2025 AOCS Annual Meeting & Expo.
Featured Session
David R. Appleton, PhD
Chief Innovation and Research Officer
SD Guthrie Berhard
Petaling Jaya, Selangor, Malaysia
Nicholas Renegar
Massachusetts Institute of Technology
Seth Rhoades
Fulgens Consulting, MA, United States
John P. Ward
Berry’s Brook Consulting
Anthony J. Sinskey
Massachusetts Institute of Technology
Driven by demand for more sustainable products, research and capital investment has been committed to developing microbially produced oils.
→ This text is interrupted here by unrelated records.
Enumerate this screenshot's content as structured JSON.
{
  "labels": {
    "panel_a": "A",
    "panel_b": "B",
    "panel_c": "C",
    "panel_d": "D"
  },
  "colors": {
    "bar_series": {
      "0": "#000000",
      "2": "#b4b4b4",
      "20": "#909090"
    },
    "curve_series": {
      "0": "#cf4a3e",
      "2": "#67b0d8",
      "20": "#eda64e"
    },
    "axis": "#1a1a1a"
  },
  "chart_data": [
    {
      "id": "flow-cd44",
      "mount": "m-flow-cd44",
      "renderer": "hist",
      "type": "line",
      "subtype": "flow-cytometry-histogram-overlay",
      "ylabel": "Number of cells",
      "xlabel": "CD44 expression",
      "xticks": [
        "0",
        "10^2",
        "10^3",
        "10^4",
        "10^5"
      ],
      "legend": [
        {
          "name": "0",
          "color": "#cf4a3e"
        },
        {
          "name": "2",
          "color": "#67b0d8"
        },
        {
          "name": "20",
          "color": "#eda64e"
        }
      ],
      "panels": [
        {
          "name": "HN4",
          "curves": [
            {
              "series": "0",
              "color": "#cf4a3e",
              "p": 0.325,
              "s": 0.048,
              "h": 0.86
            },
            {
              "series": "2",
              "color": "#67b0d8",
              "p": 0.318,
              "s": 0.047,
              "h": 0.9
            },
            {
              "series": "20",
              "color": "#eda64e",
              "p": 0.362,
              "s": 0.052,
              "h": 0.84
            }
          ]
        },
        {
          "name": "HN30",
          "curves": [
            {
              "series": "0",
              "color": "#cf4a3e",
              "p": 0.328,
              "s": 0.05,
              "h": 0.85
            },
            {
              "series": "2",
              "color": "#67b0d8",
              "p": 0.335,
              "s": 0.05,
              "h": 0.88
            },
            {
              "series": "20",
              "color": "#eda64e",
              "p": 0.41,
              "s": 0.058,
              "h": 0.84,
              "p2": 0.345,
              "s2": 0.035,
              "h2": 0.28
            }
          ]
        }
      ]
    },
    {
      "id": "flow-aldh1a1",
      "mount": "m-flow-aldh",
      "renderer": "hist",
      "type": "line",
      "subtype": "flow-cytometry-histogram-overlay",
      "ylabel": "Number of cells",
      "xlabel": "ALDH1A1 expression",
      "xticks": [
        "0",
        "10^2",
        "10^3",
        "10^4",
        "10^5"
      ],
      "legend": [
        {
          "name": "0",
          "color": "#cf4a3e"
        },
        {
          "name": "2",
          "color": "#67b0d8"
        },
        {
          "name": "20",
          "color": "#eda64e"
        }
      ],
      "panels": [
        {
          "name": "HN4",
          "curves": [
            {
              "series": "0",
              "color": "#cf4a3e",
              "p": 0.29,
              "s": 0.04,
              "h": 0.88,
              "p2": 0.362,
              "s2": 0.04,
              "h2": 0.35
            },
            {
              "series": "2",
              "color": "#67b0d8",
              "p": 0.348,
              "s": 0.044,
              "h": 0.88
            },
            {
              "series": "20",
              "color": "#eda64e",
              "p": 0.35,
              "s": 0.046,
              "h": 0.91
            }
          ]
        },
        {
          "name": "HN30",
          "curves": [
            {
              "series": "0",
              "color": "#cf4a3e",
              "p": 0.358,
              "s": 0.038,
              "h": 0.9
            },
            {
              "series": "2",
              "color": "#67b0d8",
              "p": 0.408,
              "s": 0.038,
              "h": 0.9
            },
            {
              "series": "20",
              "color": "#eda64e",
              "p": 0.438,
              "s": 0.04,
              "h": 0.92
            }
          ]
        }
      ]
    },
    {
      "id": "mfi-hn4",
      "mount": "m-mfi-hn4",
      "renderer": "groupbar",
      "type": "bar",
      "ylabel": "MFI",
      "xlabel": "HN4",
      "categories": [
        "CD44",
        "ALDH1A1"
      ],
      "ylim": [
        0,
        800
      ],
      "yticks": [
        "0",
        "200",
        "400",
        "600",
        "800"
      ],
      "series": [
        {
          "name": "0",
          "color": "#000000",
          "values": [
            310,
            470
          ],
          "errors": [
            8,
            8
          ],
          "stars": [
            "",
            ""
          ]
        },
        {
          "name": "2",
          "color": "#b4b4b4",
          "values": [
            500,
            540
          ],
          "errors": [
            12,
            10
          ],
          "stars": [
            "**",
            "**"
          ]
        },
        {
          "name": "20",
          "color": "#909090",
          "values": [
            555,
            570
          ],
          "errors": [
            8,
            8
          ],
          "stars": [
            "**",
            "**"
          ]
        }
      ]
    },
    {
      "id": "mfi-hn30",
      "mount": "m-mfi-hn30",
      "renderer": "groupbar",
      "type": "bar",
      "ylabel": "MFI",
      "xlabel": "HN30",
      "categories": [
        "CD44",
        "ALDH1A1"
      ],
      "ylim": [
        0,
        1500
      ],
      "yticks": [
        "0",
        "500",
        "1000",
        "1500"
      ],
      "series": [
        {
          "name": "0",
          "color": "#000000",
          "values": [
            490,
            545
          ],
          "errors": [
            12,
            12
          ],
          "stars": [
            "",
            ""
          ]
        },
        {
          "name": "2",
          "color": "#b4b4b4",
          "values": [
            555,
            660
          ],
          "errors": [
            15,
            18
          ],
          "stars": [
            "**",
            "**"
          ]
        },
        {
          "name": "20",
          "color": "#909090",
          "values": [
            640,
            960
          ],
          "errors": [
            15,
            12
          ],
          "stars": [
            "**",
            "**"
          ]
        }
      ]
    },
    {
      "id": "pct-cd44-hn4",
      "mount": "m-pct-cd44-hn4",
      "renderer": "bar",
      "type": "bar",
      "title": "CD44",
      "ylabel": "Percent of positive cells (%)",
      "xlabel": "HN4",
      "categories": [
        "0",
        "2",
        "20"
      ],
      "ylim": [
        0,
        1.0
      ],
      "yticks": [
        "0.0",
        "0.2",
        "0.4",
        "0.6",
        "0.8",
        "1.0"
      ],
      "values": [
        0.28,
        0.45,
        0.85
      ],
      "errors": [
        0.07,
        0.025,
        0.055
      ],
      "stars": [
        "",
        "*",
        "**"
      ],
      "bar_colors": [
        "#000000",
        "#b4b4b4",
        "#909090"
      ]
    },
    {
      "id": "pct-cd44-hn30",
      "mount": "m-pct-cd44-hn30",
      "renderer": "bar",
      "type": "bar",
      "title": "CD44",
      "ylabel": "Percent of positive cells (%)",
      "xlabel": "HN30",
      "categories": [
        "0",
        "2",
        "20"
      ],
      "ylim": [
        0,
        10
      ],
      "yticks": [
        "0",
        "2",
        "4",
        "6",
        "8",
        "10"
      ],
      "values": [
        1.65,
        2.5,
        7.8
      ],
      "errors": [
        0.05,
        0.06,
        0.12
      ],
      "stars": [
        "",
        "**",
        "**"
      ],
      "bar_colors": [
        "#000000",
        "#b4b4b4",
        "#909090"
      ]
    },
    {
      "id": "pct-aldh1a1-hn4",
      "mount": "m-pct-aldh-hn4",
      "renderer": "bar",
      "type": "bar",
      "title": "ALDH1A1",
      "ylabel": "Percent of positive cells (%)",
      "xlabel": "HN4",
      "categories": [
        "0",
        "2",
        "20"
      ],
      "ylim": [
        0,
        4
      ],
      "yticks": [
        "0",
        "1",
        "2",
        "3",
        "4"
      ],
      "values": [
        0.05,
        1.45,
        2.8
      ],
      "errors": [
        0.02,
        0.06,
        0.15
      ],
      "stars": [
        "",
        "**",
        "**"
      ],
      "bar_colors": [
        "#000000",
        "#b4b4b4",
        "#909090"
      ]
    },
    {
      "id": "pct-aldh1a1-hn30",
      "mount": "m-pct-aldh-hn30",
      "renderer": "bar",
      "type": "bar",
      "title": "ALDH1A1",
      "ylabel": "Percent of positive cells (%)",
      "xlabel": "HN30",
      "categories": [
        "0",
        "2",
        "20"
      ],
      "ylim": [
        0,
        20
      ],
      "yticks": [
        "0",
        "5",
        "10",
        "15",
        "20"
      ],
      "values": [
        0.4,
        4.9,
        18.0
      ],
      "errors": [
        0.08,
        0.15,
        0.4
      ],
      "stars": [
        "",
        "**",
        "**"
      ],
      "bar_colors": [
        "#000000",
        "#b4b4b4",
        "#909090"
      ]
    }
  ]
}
While researchers have shown oligeanous yeasts and other microbes can produce low carbon footprint oils by leveraging waste streams as energy sources, previous analyses have not fully explored the quantity of available waste streams and in turn economy-of-scale enabled on capital operating expenses. We analysed a variety of scenarios and found that reaching price parity with large-scale commodity oils (e.g., palm oil, high-oleic cooking oils, biofuels feedstock oils, lauric acid) is not possible today and unlikely even under aggressive future assumptions about strain productivity. Instead, commercial production must be targeted at end markets where sustainability-conscious consumers are willing to pay price premiums. Supply of feedstocks into this process is also a critical consideration and likely needs to rely on other agriculture supply chains.